In another experiment, the researchers evaluated the response to sepsis in mice that had been genetically engineered to not express LTB4 receptors. In this case, both the diabetic and non-diabetic mice displayed a 100% survival rate at the end of the six-day experiment.

“Therefore, in the absence of LTB4 receptors, there was no difference between diabetics and non-diabetics concerning the susceptibility to sepsis,” Filgueiras said. The scientists also compared groups of mice with type 1 and type 2 diabetes. In type 2 diabetes, extra insulin is produced by the pancreas to make up for insulin resistance in fat, liver and muscle cells, which leads to hyperglycemia, although macrophages still respond to insulin.
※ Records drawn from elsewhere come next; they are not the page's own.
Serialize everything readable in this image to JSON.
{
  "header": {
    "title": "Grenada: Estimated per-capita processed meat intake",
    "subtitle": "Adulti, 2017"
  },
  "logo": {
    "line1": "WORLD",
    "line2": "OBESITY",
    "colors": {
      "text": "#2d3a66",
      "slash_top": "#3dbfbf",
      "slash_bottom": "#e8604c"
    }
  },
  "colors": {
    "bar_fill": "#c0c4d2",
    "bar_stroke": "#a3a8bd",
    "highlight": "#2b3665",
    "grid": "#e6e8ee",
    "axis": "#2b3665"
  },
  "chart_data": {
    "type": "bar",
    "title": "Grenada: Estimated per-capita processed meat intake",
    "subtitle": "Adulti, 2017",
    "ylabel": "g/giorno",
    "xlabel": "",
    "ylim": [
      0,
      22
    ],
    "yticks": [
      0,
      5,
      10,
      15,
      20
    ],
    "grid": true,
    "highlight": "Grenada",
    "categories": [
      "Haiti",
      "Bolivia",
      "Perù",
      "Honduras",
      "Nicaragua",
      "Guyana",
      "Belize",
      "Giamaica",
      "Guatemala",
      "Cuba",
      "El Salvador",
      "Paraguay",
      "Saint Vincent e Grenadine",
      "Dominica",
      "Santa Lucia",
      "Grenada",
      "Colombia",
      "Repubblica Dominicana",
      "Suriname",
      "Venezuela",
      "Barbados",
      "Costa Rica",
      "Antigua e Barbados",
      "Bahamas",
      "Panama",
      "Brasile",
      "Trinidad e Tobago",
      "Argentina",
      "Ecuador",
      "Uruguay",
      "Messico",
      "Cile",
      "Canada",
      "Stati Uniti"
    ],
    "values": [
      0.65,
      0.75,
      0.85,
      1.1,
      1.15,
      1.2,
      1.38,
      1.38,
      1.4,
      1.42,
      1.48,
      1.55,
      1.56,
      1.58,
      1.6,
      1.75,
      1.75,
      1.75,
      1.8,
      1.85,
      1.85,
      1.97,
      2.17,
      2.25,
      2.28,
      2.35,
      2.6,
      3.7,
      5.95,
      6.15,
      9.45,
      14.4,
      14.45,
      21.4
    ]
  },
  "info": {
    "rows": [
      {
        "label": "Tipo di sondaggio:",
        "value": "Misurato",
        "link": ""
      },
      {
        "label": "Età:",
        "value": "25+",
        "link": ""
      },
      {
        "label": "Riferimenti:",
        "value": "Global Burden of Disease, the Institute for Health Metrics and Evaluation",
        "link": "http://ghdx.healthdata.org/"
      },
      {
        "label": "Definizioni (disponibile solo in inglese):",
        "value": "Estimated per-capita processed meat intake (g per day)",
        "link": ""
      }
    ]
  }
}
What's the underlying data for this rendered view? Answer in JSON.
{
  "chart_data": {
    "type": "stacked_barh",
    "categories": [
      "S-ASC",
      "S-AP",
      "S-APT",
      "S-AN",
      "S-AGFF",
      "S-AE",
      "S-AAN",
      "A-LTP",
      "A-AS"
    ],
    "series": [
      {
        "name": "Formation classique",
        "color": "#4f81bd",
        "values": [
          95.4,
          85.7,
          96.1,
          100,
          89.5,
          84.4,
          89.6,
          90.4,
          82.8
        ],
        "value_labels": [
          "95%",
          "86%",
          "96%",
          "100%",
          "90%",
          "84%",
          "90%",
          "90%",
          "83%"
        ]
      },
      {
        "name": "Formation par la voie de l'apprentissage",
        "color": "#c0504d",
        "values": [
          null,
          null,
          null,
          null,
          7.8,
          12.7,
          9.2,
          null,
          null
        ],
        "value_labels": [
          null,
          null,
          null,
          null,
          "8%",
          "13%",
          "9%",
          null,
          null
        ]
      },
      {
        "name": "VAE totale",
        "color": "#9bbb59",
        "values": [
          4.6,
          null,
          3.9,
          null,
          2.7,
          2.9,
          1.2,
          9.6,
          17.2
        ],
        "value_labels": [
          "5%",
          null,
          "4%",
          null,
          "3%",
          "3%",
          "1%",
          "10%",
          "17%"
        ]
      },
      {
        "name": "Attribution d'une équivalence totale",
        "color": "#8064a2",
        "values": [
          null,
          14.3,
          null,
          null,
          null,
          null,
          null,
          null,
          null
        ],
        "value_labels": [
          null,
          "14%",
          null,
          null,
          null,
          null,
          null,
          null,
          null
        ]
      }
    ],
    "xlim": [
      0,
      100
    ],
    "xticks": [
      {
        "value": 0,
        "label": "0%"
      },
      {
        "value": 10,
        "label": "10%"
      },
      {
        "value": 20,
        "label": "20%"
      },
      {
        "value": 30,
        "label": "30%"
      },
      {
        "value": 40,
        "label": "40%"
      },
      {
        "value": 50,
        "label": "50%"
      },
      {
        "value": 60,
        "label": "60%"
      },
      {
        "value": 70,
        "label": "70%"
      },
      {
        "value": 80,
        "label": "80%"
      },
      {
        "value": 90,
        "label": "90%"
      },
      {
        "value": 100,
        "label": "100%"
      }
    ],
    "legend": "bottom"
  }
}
“The results showed that in the group with type 2 diabetes, there was no increase in MyD88 expression in macrophages, suggesting that this sterile inflammation induced by the LTB4/MyD88 pathway is more closely associated with insulin deficiency than with hyperglycemia,” Filgueiras said.

Therapeutic possibility

According to Filgueiras, drugs capable of inhibiting the synthesis of other types of leukotriene are already used to treat asthma and other allergic diseases.

Substances capable of specifically inhibiting LTB4 are still at the developmental stage and have not been tested for the treatment of sepsis or type 1 diabetes in humans.

“Our research has brought to light a new therapeutic possibility for these experimental drugs. This is important because in the past 50 years, no treatments have been found to significantly increase the survival rate for patients with sepsis,” he said.

The paper was highlighted in the “Editor’s Summary” section of the Science Signaling website.

Filgueiras is currently conducting postdoctoral research with a scholarship from FAPESP and under supervision by Jancar. One of his goals is to test sepsis treatment with LTB4 inhibitors in association with antibiotics.

“We also want to see how LTB4 inhibition could benefit patients with type 1 diabetes more generally – for example, whether it would reduce the incidence of associated diseases such as atherosclerosis as well as of impaired healing,” he said.

This study is part of the Thematic Project entitled “Association of receptors for lipid mediators with PRRs in macrophages and dendritic cells,” for which Jancar is the principal investigator.

“The Thematic Project aims to study the interaction between various lipid mediators such as leukotriene, prostaglandin and platelet activation factors (PAFs) in macrophages and dendritic cells to understand how this alters inflammatory and immune responses,” Jancar said.